A lawsuit by Home Depot USA over the president's authority to expand Section 232 national security tariffs beyond procedural deadlines filed at the Court of International Trade was assigned to a three-judge panel, in a Feb. 2 order. The judges -- Timothy Stanceu, Jennifer Choe-Groves and M. Miller Baker -- ruled on the original April 2021 decision to strike down the expansion of the Section 232 tariffs onto steel and aluminum "derivatives" (see 2104050049). (Home Depot USA v. United States, CIT #22-00014).
The Court of International Trade upheld for the second time the Commerce Department's decision that no benefit was conferred to South Korean steel companies through the provision of electricity. In a decision written on Jan. 21 but made public on Feb. 1, Judge Mark Barnett sustained Commerce's decision after the U.S. Court of Appeals for the Federal Circuit remanded it for unlawfully relying on price discrimination instead of a thorough fair-market principles evaluation. Barnett said Commerce has now addressed the Federal Circuit's concerns.
The Court of International Trade granted the Commerce Department's request to re-review its decision to deny 15 exclusion requests from Section 232 steel and aluminum tariffs, in a Feb. 1 order. Plaintiff NLMK Pennsylvania had consented to the request, even though Commerce's offer only covered 15 of the 54 total exclusion denial challenges made by NLMK. In its order, CIT did shorten the amount of time Commerce has to review the 15 cases from 150 days, as requested by the agency, to 106 days.
Proposed defendant-intervenor U.S. Steel Corporation will appeal a December 2021 Court of International Trade decision that denied the company the right to intervene in a Section 232 exclusion denial challenge. U.S. Steel will take the case to the U.S. Court of Appeals for the Federal Circuit, according to the Feb. 1 notice of appeal. In the decision, the trade court said that U.S. Steel cannot intervene since it won't be directly affected by the case's outcome and that any harm the company would experience as a result of a Section 232 exclusion being granted would be indirect since the company has no right to the sale of the covered products (see 2112060021) (NLMK Pennsylvania LLC v. United States, CIT #21-00507).
An auto parts importer said the Department of Justice is overcomplicating and misstating the use of its diesel engine nitrogen oxide (NOx) sensors in defense of CBP's classification of the sensors as instruments for chemical analysis under Harmonized Tariff Schedule heading 9027. In a brief filed Jan. 31, Continental Automotive Systems says the NOx sensors, used to measure the amount of nitrogen oxide for emissions purposes, are instead provided for in heading 9026 as measurement devices (Continental Automotive Systems, Inc. v. U.S., CIT #18-00026).
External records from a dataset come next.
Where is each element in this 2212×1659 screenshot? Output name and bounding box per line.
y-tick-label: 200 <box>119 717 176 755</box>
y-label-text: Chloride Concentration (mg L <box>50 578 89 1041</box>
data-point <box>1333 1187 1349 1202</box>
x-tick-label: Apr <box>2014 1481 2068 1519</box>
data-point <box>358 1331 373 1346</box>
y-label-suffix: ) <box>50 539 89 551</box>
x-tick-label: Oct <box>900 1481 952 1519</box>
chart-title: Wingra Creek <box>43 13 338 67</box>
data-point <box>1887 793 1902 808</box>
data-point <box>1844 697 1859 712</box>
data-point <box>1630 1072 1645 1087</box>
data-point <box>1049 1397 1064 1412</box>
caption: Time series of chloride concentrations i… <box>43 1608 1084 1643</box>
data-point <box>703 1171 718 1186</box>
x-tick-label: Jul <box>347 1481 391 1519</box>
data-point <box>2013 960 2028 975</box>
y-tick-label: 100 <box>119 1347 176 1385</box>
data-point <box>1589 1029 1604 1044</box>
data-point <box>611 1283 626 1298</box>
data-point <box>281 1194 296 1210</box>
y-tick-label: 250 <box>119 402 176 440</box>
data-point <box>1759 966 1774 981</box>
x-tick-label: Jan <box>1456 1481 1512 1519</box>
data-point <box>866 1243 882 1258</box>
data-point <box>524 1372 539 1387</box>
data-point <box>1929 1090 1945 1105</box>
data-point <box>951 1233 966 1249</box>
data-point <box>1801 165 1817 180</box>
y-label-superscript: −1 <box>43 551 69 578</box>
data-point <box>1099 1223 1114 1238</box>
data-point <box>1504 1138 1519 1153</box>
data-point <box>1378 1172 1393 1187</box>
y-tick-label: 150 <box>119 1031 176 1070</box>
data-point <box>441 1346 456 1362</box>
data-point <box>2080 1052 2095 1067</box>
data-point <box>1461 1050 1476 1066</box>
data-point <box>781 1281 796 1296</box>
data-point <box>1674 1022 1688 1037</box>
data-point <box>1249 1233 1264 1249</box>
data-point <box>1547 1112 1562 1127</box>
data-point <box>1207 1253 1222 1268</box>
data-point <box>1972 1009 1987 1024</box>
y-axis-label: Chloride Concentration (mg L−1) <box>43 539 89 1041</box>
Plaintiffs who challenged CBP's liquidation of their entries subject to a pending Enforce and Protect Act investigation are considering a challenge to the Commerce Department's final decision in a related scope ruling, they said in a Jan. 31 status report at the Court of International Trade. The scope inquiry found Vietnam Finewood and Far East American's hardwood plywood products are subject to the antidumping and countervailing duties on hardwood plywood from China (see 2201280051). Subsequently, and after the entries liquidated, CBP said that FEA and a third plaintiff, InterGlobal Forest, evaded the orders. The two now have 30 days to request a review of the EAPA determination. The government, joining the plaintiffs on the status report, says a resolution of this review is expected in June, and so the next status report should be set for a time after this review. The plaintiffs, meanwhile, said that the next status report should come in the next 30 days "after Finewood and FEA have fully considered their appeal against Commerce’s scope determination," the status reports said (Vietnam Finewood Company Limited v. United States, CIT #20-00155).